Как только он отошел, я обратил внимание на внезапное колебание занавески над верхней, застекленной половинкой двери, ведущей в лавку Лимюэла Стивенса. Вот занавеску отодвинули. Вполне отчетливо увидев Лимюэла, я недостаточно ясно разглядел человека, стоявшего рядом с ним. Лимюэл указывал этому человеку на Джона Саймона. Рука булочника как бы застыла в жесте глубокого возбуждения. Она стала двигаться вслед Джону Саймону, пока тот медленно пробирался сквозь толпу. Я не спускал неподвижного взора с двери в лавку. Когда Феликс дернул меня за рукав, справляясь насчет возобновления нашей игры, я предложил ему лучше помолчать или убираться к черту и делать, что ему заблагорассудится. Я же продолжал свои наблюдения. Это длилось не больше минуты. Из лавки Лимюэла, укрытый высоко поднятым воротником пальто, вышел Бледжли, один из двух холопов, которые обрушились на меня с побоями в тот памятный день на угодьях Плиммона. Не оглядываясь по сторонам, он стал двигаться в одном направлении с Джоном Саймоном.
Я спрыгнул с эстрады, рассчитывая нагнать Джона Саймона и предупредить его. Мне очень улыбалась перспектива очутиться рядом с Джоном Саймоном и вместе с ним оказать Бледжли такой достойный и торжественный прием, чтоб он вернулся к своим хозяевам Пенбори или Плиммону чернее и синее смеси угля с небом. Но толпа сгрудилась вокруг меня, и сотни людей выдыхали свою признательность прямо мне в лицо, как будто я каждому из них принес по меньшей мере по мешку золота. Я чувствовал себя увязшим и беспомощным, вращаясь, как в водовороте, среди женщин с их милыми проявлениями любезности и мужчин с их бесконечным «спасибо, о, спасибо вам, мистер Ли!» Я уже готов был кричать, чтоб они оставили меня в покое, как вдруг в просвете между чьими — то двумя головами передо мной мелькнуло лицо Уилфи Баньона. Я громко окликнул его, и он, работая локтями, пробрался ко мне и спросил, что мне нужно.

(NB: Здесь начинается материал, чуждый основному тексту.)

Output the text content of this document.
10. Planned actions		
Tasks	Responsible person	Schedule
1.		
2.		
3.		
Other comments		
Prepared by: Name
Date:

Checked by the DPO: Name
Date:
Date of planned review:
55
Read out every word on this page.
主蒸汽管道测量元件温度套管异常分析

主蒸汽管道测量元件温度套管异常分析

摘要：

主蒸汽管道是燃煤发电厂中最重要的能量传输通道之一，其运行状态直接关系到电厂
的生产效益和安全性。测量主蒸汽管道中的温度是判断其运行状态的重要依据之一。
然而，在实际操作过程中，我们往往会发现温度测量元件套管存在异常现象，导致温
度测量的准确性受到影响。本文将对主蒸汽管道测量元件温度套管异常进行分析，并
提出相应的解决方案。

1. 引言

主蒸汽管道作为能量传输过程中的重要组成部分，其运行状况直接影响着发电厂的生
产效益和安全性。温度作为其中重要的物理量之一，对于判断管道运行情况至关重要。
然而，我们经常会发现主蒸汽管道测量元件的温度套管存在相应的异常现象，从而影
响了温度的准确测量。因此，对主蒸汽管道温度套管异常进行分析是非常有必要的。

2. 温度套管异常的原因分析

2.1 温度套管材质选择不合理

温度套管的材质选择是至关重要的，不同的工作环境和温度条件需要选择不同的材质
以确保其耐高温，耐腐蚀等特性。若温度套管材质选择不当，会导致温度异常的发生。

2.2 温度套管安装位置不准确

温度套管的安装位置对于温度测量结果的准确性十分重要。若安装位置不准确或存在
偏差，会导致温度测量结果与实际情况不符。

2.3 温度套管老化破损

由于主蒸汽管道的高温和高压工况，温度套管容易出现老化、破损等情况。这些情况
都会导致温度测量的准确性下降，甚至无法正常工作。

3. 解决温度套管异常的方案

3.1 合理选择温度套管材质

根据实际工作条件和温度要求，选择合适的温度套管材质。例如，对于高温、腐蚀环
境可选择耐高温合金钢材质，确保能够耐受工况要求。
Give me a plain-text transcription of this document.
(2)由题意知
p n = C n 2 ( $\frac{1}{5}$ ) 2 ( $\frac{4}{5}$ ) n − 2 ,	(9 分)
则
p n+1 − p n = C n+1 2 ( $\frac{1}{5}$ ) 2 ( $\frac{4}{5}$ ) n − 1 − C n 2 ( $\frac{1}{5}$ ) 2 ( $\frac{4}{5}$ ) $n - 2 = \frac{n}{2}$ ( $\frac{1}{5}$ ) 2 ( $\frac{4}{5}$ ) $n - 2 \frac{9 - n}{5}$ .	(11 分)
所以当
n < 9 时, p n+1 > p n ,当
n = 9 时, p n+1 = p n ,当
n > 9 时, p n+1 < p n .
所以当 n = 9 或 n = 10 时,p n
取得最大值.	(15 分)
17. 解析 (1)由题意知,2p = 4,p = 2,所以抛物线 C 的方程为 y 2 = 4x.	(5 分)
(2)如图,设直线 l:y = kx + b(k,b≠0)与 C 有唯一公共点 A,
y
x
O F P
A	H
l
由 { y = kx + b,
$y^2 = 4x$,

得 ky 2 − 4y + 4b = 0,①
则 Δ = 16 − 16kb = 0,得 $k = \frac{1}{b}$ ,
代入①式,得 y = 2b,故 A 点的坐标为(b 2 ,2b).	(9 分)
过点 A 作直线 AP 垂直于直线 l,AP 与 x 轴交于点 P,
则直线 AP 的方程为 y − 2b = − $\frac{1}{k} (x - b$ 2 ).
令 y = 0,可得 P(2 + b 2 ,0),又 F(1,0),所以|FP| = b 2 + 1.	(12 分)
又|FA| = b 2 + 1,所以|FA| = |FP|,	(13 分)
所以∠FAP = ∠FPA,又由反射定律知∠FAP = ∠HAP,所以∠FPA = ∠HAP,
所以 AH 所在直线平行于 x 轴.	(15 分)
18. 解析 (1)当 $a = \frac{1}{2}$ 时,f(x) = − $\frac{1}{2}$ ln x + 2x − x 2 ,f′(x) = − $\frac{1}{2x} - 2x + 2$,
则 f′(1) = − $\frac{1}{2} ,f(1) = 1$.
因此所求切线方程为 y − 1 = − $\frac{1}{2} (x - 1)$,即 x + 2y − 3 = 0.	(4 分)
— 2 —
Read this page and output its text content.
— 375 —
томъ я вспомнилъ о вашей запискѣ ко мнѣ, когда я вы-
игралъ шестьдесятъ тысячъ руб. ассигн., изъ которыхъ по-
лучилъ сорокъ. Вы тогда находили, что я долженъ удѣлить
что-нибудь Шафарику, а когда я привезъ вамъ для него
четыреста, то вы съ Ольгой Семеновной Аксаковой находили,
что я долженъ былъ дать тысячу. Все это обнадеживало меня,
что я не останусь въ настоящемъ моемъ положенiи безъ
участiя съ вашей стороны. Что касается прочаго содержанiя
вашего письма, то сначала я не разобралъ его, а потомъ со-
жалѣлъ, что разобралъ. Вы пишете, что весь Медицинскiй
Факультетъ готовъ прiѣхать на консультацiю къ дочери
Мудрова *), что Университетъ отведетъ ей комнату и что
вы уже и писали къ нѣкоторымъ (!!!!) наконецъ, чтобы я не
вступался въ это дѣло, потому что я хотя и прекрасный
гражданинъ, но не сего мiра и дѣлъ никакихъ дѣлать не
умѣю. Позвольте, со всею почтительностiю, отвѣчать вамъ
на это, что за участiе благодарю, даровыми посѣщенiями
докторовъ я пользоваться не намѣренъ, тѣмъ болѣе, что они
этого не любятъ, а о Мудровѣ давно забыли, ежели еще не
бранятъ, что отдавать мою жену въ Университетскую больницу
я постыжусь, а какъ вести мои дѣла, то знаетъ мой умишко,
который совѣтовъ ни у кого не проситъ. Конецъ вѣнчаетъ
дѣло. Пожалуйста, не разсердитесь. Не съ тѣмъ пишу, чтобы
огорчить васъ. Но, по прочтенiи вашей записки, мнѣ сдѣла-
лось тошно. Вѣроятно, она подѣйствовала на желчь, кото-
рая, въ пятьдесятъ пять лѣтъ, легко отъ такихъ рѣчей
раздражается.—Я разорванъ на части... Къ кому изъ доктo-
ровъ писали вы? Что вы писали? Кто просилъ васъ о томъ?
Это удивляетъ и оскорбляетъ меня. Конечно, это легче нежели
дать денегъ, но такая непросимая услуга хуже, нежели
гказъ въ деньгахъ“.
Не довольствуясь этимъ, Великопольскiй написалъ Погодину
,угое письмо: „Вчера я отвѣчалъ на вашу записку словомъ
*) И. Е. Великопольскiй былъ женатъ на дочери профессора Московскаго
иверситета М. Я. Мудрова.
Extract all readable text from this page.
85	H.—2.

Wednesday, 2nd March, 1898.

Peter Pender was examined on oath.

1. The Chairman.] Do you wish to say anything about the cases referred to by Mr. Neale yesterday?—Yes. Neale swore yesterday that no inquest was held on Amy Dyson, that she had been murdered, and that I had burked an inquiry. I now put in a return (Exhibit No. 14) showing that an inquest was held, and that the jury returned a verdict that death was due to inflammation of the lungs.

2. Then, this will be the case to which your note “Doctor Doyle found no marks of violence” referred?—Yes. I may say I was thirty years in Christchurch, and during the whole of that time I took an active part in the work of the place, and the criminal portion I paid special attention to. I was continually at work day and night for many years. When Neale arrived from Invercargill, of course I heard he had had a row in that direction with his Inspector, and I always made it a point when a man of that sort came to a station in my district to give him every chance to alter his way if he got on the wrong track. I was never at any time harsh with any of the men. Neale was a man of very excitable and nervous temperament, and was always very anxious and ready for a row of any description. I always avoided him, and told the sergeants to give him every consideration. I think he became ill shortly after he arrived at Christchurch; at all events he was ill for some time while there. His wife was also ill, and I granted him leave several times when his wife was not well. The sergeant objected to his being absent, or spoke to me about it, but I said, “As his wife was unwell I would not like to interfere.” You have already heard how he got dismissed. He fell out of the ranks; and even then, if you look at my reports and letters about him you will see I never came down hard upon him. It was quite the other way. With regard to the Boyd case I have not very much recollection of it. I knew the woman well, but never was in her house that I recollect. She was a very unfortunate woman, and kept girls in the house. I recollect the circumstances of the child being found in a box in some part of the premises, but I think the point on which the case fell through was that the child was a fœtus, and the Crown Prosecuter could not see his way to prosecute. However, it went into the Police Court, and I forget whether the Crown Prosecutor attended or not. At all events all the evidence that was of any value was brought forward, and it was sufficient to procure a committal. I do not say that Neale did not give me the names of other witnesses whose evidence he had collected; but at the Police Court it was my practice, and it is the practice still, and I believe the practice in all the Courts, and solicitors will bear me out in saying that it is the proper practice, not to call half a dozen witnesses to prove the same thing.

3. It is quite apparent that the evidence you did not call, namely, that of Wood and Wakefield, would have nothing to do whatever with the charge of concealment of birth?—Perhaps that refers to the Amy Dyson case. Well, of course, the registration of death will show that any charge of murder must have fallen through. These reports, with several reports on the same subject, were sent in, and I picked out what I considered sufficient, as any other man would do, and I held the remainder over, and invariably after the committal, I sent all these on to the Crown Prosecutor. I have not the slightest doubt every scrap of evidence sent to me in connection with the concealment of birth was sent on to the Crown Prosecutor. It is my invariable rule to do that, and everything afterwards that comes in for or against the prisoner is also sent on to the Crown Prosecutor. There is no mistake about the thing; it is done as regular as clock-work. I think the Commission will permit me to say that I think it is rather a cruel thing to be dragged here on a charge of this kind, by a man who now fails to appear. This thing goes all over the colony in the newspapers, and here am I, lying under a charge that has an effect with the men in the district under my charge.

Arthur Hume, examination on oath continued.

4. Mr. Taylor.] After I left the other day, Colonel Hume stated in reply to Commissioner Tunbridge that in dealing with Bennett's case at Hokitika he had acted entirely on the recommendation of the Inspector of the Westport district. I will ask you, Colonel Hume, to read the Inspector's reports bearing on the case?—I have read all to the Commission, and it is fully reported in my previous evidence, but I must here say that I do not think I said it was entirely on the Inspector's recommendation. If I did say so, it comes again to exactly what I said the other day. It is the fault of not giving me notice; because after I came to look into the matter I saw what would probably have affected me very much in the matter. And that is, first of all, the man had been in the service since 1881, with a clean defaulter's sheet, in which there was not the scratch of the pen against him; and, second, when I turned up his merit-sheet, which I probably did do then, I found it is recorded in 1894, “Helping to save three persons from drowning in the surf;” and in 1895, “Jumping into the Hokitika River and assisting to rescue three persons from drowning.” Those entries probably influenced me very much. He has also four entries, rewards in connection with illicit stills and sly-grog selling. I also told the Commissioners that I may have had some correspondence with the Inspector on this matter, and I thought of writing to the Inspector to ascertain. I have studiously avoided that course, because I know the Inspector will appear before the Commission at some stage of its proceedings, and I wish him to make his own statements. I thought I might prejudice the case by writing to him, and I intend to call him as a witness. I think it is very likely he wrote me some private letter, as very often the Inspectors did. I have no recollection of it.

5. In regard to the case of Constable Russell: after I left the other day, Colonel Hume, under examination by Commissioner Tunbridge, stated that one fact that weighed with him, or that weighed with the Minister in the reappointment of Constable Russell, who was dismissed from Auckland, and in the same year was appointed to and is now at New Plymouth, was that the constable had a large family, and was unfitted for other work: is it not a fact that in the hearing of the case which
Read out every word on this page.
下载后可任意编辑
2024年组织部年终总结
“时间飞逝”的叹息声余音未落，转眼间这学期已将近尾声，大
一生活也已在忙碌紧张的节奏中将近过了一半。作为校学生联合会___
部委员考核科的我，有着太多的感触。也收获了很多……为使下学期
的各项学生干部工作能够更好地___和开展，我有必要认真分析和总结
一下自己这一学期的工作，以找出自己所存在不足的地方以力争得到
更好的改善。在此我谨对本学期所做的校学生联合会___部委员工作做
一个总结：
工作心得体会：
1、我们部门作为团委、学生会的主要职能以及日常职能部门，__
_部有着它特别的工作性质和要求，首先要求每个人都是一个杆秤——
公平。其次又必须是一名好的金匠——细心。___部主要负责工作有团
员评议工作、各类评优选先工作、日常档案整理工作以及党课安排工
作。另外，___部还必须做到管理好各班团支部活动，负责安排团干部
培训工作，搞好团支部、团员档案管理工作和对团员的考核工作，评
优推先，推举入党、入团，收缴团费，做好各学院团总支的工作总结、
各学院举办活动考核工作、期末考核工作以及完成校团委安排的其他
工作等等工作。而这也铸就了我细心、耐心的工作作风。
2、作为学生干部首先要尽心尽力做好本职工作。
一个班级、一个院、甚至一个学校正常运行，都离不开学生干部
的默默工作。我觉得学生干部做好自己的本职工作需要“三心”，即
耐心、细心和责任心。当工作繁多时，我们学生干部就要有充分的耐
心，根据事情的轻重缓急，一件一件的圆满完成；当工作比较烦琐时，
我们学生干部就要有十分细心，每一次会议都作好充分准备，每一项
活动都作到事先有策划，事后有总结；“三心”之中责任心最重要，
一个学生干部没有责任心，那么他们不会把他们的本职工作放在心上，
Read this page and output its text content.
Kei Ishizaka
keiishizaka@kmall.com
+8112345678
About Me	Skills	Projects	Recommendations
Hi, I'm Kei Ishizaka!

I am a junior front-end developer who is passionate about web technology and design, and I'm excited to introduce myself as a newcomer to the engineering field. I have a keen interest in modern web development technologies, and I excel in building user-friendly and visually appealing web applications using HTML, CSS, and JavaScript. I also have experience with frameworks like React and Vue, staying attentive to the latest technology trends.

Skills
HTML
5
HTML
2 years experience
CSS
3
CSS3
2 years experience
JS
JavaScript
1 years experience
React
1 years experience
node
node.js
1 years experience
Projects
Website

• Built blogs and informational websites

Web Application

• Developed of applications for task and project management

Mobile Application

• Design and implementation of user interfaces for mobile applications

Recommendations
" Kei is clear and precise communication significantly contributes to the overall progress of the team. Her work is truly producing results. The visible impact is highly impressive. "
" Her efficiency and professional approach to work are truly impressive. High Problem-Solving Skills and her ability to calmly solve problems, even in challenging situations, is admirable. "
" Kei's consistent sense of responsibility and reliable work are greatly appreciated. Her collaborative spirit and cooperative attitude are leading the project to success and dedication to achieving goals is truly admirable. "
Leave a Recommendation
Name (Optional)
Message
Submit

— Джон Саймон один пошел в Уэстли! — сказал я ему.
— Знаю. Кое — какой народ с рудников, что по ту сторону Тодбори, соберется туда потолковать с ним. В Уэстли у нас есть хороший друг, он предоставляет нам домик для таких встреч. Так что нет никаких оснований для тревоги.
— А я все — таки думаю, что есть. Помнишь, ты рассказывал мне о своем брате Сэме и о человеке, который появился в поселке как раз перед его смертью?
Уилфи промолчал. Он пристально и выжидательно смотрел на меня своими необычайно спокойными глазами.